Антон Антоныч продолжал:
— Именно по этой причине, то есть потому, что я имел честь вас знать, мне и было поручено, так сказать, ну, словом, помочь вам на первых шагах в этой стране…
— Позвольте вас очень благодарить и простите за многообразные хлопоты, которые я вам причиняю…
— Нет. Вы меня не так поняли. Я сам предложил себя, и это доставляет мне положительное удовольствие. Но… но, кроме удовольствия, есть ответственность… и ответственность тяжелая. Если бы с вами что-нибудь у нас случилось, кто прежде всего виноват? Я!.. И потому… и потому… я вздохну облегченно, я, Эдуард Эмильевич, почувствую себя счастливым в ту минуту, когда… когда мы с вами благополучно расстанемся!
Я рассмеялся и пожал ему руку. Он продолжал:
— И я очень понимаю, что Киев для вас опасен. Хотя вы прекрасно загримированы, прекрасно, но все же… И если я предложил вам ехать в Киев, то потому, что был уверен, что ваши дела именно этого требуют. Не так ли?
— Не совсем.
— Как так? Разве не около Киева вы должны искать вашего сына?
— Нет.
— Но почему же в таком случае…
— Потому что вы, между прочим, обмолвились, что у вас есть спешные дела в Киеве. Это, во-первых. А во-вторых, потому, что если представляется случай посмотреть Киев, то, согласитесь, было бы непростительно им не воспользоваться…
* * *Итак, мы ехали в Киев вследствие некоторого «недоразумения». Уж, видно, такова была моя судьба.
Разговор продолжался. Антон Антоныч говорил:
— Мне дана директива сделать для вас все возможное. Конечно, мы только контрабандисты, но именно поэтому у нас есть немножко связей повсюду. В каком бы городе ни находился ваш сын, мы поможем вам его разыскать. Значит, условимся так. Я кончу свои дела в Киеве, вы в это время посмотрите, что вас интересует, и затем мы двинемся дальше, в зависимости от обстоятельств. Хорошо?

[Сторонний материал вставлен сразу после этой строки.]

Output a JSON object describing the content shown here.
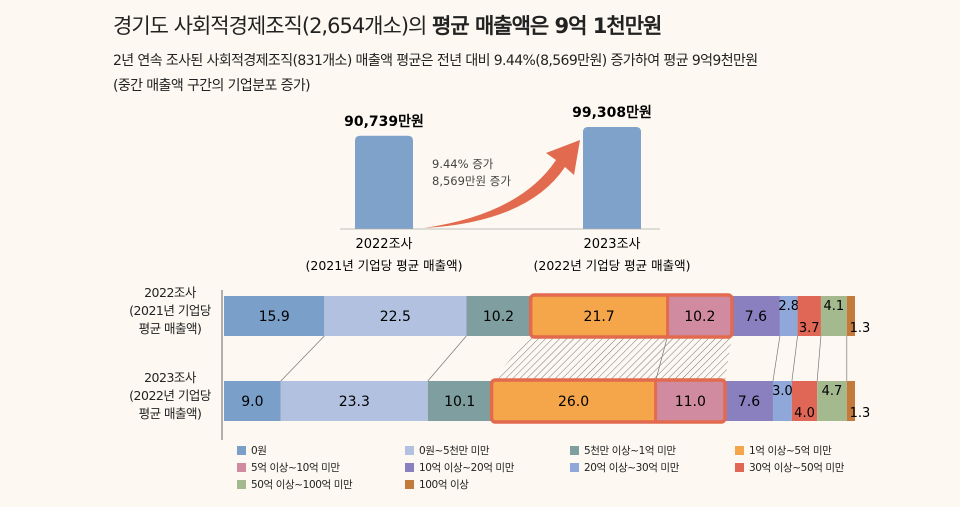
{
  "header": {
    "title_plain": "경기도 사회적경제조직(2,654개소)의 ",
    "title_bold": "평균 매출액은 9억 1천만원",
    "subtitle_line1": "2년 연속 조사된 사회적경제조직(831개소) 매출액 평균은 전년 대비 9.44%(8,569만원) 증가하여 평균 9억9천만원",
    "subtitle_line2": "(중간 매출액 구간의 기업분포 증가)"
  },
  "chart_data": [
    {
      "type": "bar",
      "categories": [
        "2022조사",
        "2023조사"
      ],
      "category_sublabels": [
        "(2021년 기업당 평균 매출액)",
        "(2022년 기업당 평균 매출액)"
      ],
      "values": [
        90739,
        99308
      ],
      "data_labels": [
        "90,739만원",
        "99,308만원"
      ],
      "unit": "만원",
      "annotation": [
        "9.44% 증가",
        "8,569만원 증가"
      ],
      "colors": {
        "bar": "#7ea2c9",
        "arrow": "#e26a4f"
      }
    },
    {
      "type": "bar",
      "stacked": true,
      "orientation": "horizontal",
      "percent": true,
      "categories": [
        "2022조사\n(2021년 기업당\n평균 매출액)",
        "2023조사\n(2022년 기업당\n평균 매출액)"
      ],
      "category_lines": [
        [
          "2022조사",
          "(2021년 기업당",
          "평균 매출액)"
        ],
        [
          "2023조사",
          "(2022년 기업당",
          "평균 매출액)"
        ]
      ],
      "series": [
        {
          "name": "0원",
          "color": "#7a9fc8",
          "values": [
            15.9,
            9.0
          ]
        },
        {
          "name": "0원~5천만 미만",
          "color": "#b1c1df",
          "values": [
            22.5,
            23.3
          ]
        },
        {
          "name": "5천만 이상~1억 미만",
          "color": "#7f9ea0",
          "values": [
            10.2,
            10.1
          ]
        },
        {
          "name": "1억 이상~5억 미만",
          "color": "#f5a54a",
          "values": [
            21.7,
            26.0
          ]
        },
        {
          "name": "5억 이상~10억 미만",
          "color": "#d08ba1",
          "values": [
            10.2,
            11.0
          ]
        },
        {
          "name": "10억 이상~20억 미만",
          "color": "#8a80c0",
          "values": [
            7.6,
            7.6
          ]
        },
        {
          "name": "20억 이상~30억 미만",
          "color": "#8fa7d9",
          "values": [
            2.8,
            3.0
          ]
        },
        {
          "name": "30억 이상~50억 미만",
          "color": "#e06656",
          "values": [
            3.7,
            4.0
          ]
        },
        {
          "name": "50억 이상~100억 미만",
          "color": "#a4b98d",
          "values": [
            4.1,
            4.7
          ]
        },
        {
          "name": "100억 이상",
          "color": "#c47a3a",
          "values": [
            1.3,
            1.3
          ]
        }
      ],
      "highlighted_series": [
        "1억 이상~5억 미만",
        "5억 이상~10억 미만"
      ],
      "highlight_color": "#e26a4f",
      "legend": "bottom"
    }
  ]
}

— Прекрасно. Я не знаю, как вас благодарить.
— Эдуард Эмильевич. Во-первых, друзья наших друзей — наши друзья… А во-вторых, разве потому, что мы контрабандисты, мы уже все забыли? Допустим, мы не занимаемся политикой. Но ведь это не значит, что мы ею не интересуемся. Наоборот, так как наши занятия позволяют нам читать газеты и журналы «оттуда», то мы, пожалуй, из всех обитателей СССР, если не считать ГПУ, самые осведомленные люди… Мы очень хорошо представляем себе, что у вас делается в эмиграции. И относительно почти всех видных лиц у нас есть свое собственное, сложившееся мнение…
— Вы меня в высшей степени заинтересовали. И если вы затронули этот вопрос, позвольте вам поставить вопрос в упор: за что вы нас больше всего ругаете?
Он улыбнулся.
— За что мы вас ругаем? Да, ругаем!.. Это правда. Видите, мы не можем понять: каким образом вы можете между собой ссориться из-за пустяков? Все вопросы, которые разделяют эмиграцию, с нашей точки зрения, мелки. Есть один только большой вопрос: это «они». Большевистская власть, коммунисты, советское правительство. Этот великий вопрос состоит в том, слетят они или нет. И даже не в этом, ибо мы убеждены, что они слетят, а в том, когда они слетят. Впрочем, и это будет неточность. Вопрос состоит в том, какими способами и какими силами произойдет их свержение. И нам кажется здесь, что все те, кто против них, должны были бы быть скованными в нечто единое… То, что эмиграцию могли разделить какие-то второстепенные вопросы, в то время как не решен главный, то, что вы делите шкуру неубитого медведя, одновременно ничего не делая, чтобы его убить, вот за это мы вас ругаем…
— В этом, значит, мы с вами солидарны. Некоторые из нас неповинны в узком сектантстве и интригах…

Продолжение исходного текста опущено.